Maj. Gen. Lev Sotskov, who compiled a collection of recently declassified documents, entitled Polish Policy Secrets: 1935-45, told a news conference hosted by RIA Novosti that the Soviet General Staff had "never received any orders to start planning an operation against Germany."
"No such plans were ever developed," he said.
The collection includes Polish foreign and domestic policy reviews, letters and briefs from Polish ambassadors and military attaches, and a selection of telegrams from Polish diplomatic missions.
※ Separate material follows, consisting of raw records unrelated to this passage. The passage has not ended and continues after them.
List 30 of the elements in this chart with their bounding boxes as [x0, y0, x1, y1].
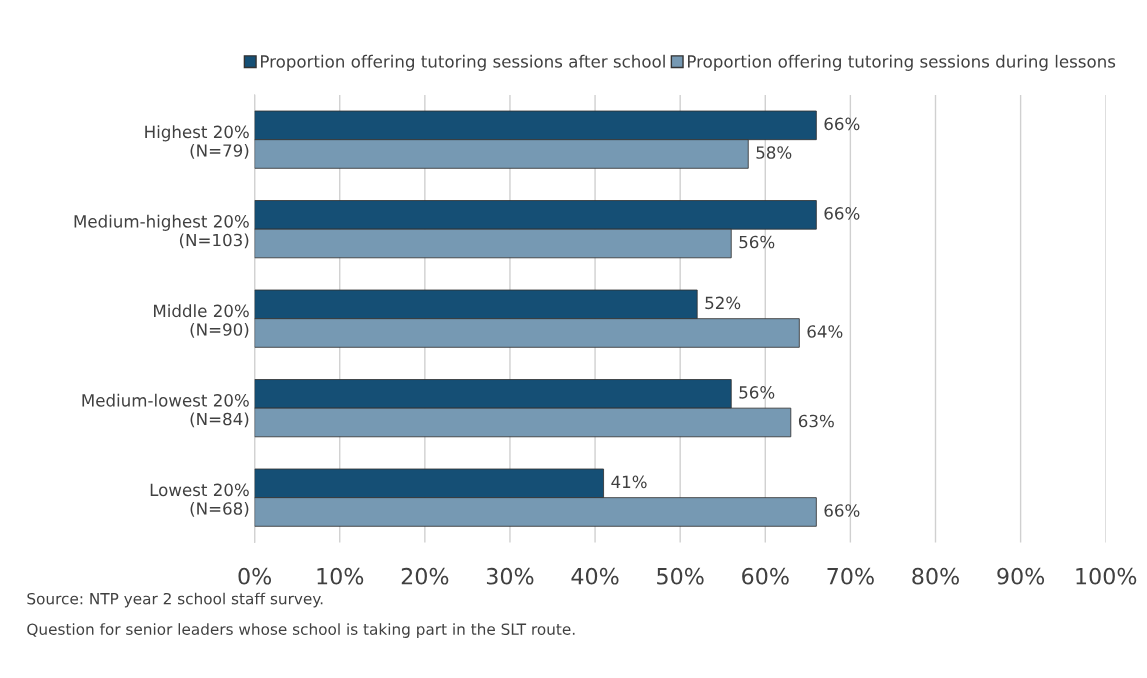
x-tick-label: 80%	[912, 567, 959, 585]
y-tick-label: Highest 20% (N=79)	[145, 125, 249, 159]
text: 52%	[705, 296, 741, 310]
y-tick-label: Medium-lowest 20% (N=84)	[82, 393, 249, 428]
x-tick-label: 100%	[1076, 567, 1137, 585]
text: 63%	[798, 414, 834, 428]
text: Question for senior leaders whose school is taking part in the SLT route.	[27, 623, 575, 638]
text: 41%	[611, 475, 647, 489]
y-tick-label: Lowest 20% (N=68)	[150, 483, 249, 517]
y-tick-label: Medium-highest 20% (N=103)	[74, 214, 249, 249]
text: 66%	[824, 207, 860, 220]
x-tick-label: 70%	[827, 567, 874, 585]
x-tick-label: 60%	[742, 567, 789, 585]
x-tick-label: 0%	[238, 567, 272, 585]
legend-label: Proportion offering tutoring sessions after school	[261, 54, 665, 71]
source-note: Source: NTP year 2 school staff survey.	[27, 592, 323, 608]
x-tick-label: 50%	[657, 567, 704, 585]
text: 56%	[739, 235, 775, 249]
x-tick-label: 20%	[401, 567, 449, 585]
y-tick-label: Middle 20% (N=90)	[154, 304, 249, 338]
text: 66%	[824, 504, 860, 517]
x-tick-label: 30%	[486, 567, 534, 585]
x-tick-label: 40%	[571, 567, 619, 585]
x-tick-label: 90%	[997, 567, 1045, 585]
legend-label: Proportion offering tutoring sessions during lessons	[688, 54, 1116, 71]
text: 64%	[807, 325, 843, 338]
text: 66%	[824, 117, 860, 131]
x-tick-label: 10%	[317, 567, 364, 585]
text: 56%	[739, 386, 775, 399]
text: 58%	[756, 146, 792, 159]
It is timed to coincide with the 70th anniversary of the outbreak of World War II, which began with Germany's attack on Poland on September 1, 1939.
Sotskov said that declassification of the documents would help improve Polish-Russian relations.
Asked about Poland's foreign policy ahead of World War II, he said "Poland could have done much more to help create a collective security system."
He added that historical clarity could not harm Russia's relations with Poland, pointing out that Russian Prime Minister Vladimir Putin had just arrived in the former Warsaw Pact country to attend international events in Gdansk to commemorate the 70th anniversary of the start of WWII.
Moscow has been angered by attempts to challenge the Soviet Union's role in the war, which claimed the lives of 27 million Soviet nationals, according to official figures. Ex-Soviet states, including Poland, Ukraine and the Baltic countries, view Stalin's Soviet Union as an aggressor.